When alone in the cockpit, it is doubly important to take every precaution to learn how to operate the systems because your only resource is what you bring to the party. Never assume “it’s just another airplane.” That may be true, but operating characteristics vary from one model to another. Late one afternoon, I arrived via a delayed airline flight to pick up a Piper Arrow that needed to be repositioned across the state. I had planned on being home well before sundown, but by the time I was finally deposited onto the Arrow’s ramp, the day was far advanced. With no RON (remain overnight) kit or flashlight, I fired up in the waning twilight and blasted off. Once underway, it occurred to me I really needed to turn on the panel lights, and none of my fumbling with the switch panel found success. Cell phone flashlights hadn’t been invented yet.

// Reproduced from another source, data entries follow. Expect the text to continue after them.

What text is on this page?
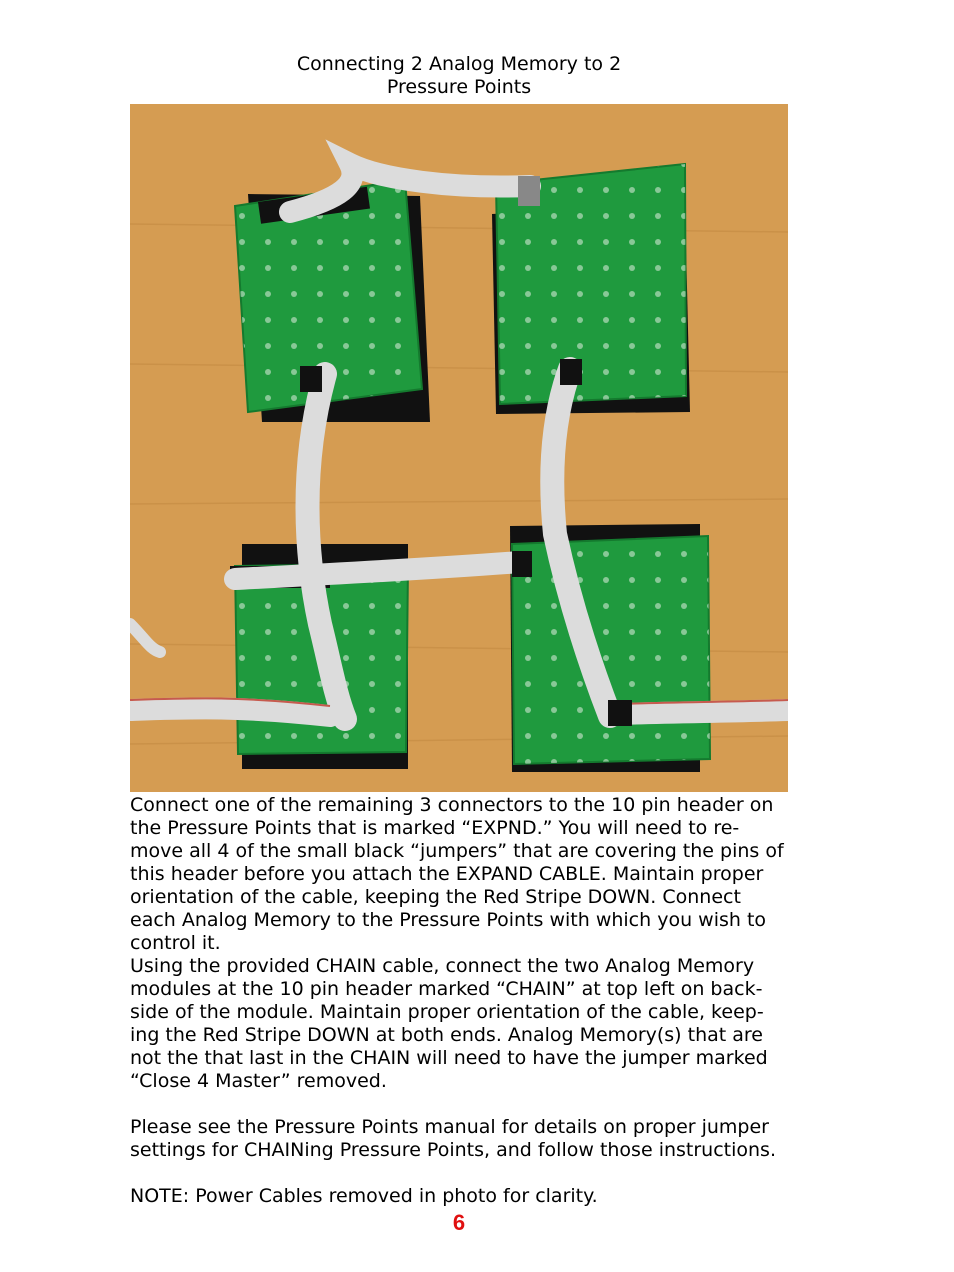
Connecting 2 Analog Memory to 2
Pressure Points

Connect one of the remaining 3 connectors to the 10 pin header on

the Pressure Points that is marked “EXPND.” You will need to re-

move all 4 of the small black “jumpers” that are covering the pins of

this header before you attach the EXPAND CABLE. Maintain proper

orientation of the cable, keeping the Red Stripe DOWN. Connect

each Analog Memory to the Pressure Points with which you wish to

control it.

Using the provided CHAIN cable, connect the two Analog Memory

modules at the 10 pin header marked “CHAIN” at top left on back-

side of the module. Maintain proper orientation of the cable, keep-

ing the Red Stripe DOWN at both ends. Analog Memory(s) that are

not the that last in the CHAIN will need to have the jumper marked

“Close 4 Master” removed.

Please see the Pressure Points manual for details on proper jumper

settings for CHAINing Pressure Points, and follow those instructions.

NOTE: Power Cables removed in photo for clarity.

6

Finally, I recalled the stylish panel of 1970s-era Pipers utilized rolling rheostat switches beside the rocker switches, one of which turns on the instrument lighting. Panic subsided when I brought the darkened cockpit to well-lit life. The issue was my mission-focused urgency to get into the air without taking time to review the flight manual’s operating details of an airplane type I hadn’t flown in years.

Whether flying in a single-seat aircraft or alone in a multiseat cockpit, the responsibility of being pilot in command is the same. You are making a solo flight, and it’s up to you to do all the CRM (crew resource management) required to assure safety of the flight. Free of the distraction posed by having company, you should be able to do an even better job of single-pilot CRM. Instead, we often take the freedom of flying solo as a chance to ignore our duties.

[Photo: Adobe Stock]

There’s Always a First Time

There will be many first solo flights in your career beyond that one at the beginning of your life as a pilot. It may be the first time you climb into a cloud deck after attaining your instrument rating or the first time you bring up the landing gear of a retractable-gear airplane. Pushing the throttles of a twin-engine airplane forward on takeoff for the first time as the captain is never to be forgotten. Doing your first aileron roll or loop with no aerobatic instructor on board is a satisfying first solo as well. I will never forget that first tow release when being turned loose to fly solo in the club’s glider. Getting it back to the gliderport after hunting lift was now my responsibility entirely. Docking a seaplane on my own, without banging a float or missing the right spot to cut the engine, was another first that went into the favorite memory storehouse.

The point is, there will be plenty of first solos for us to remember as we pursue our aviation dreams. Treasure them all—big and small.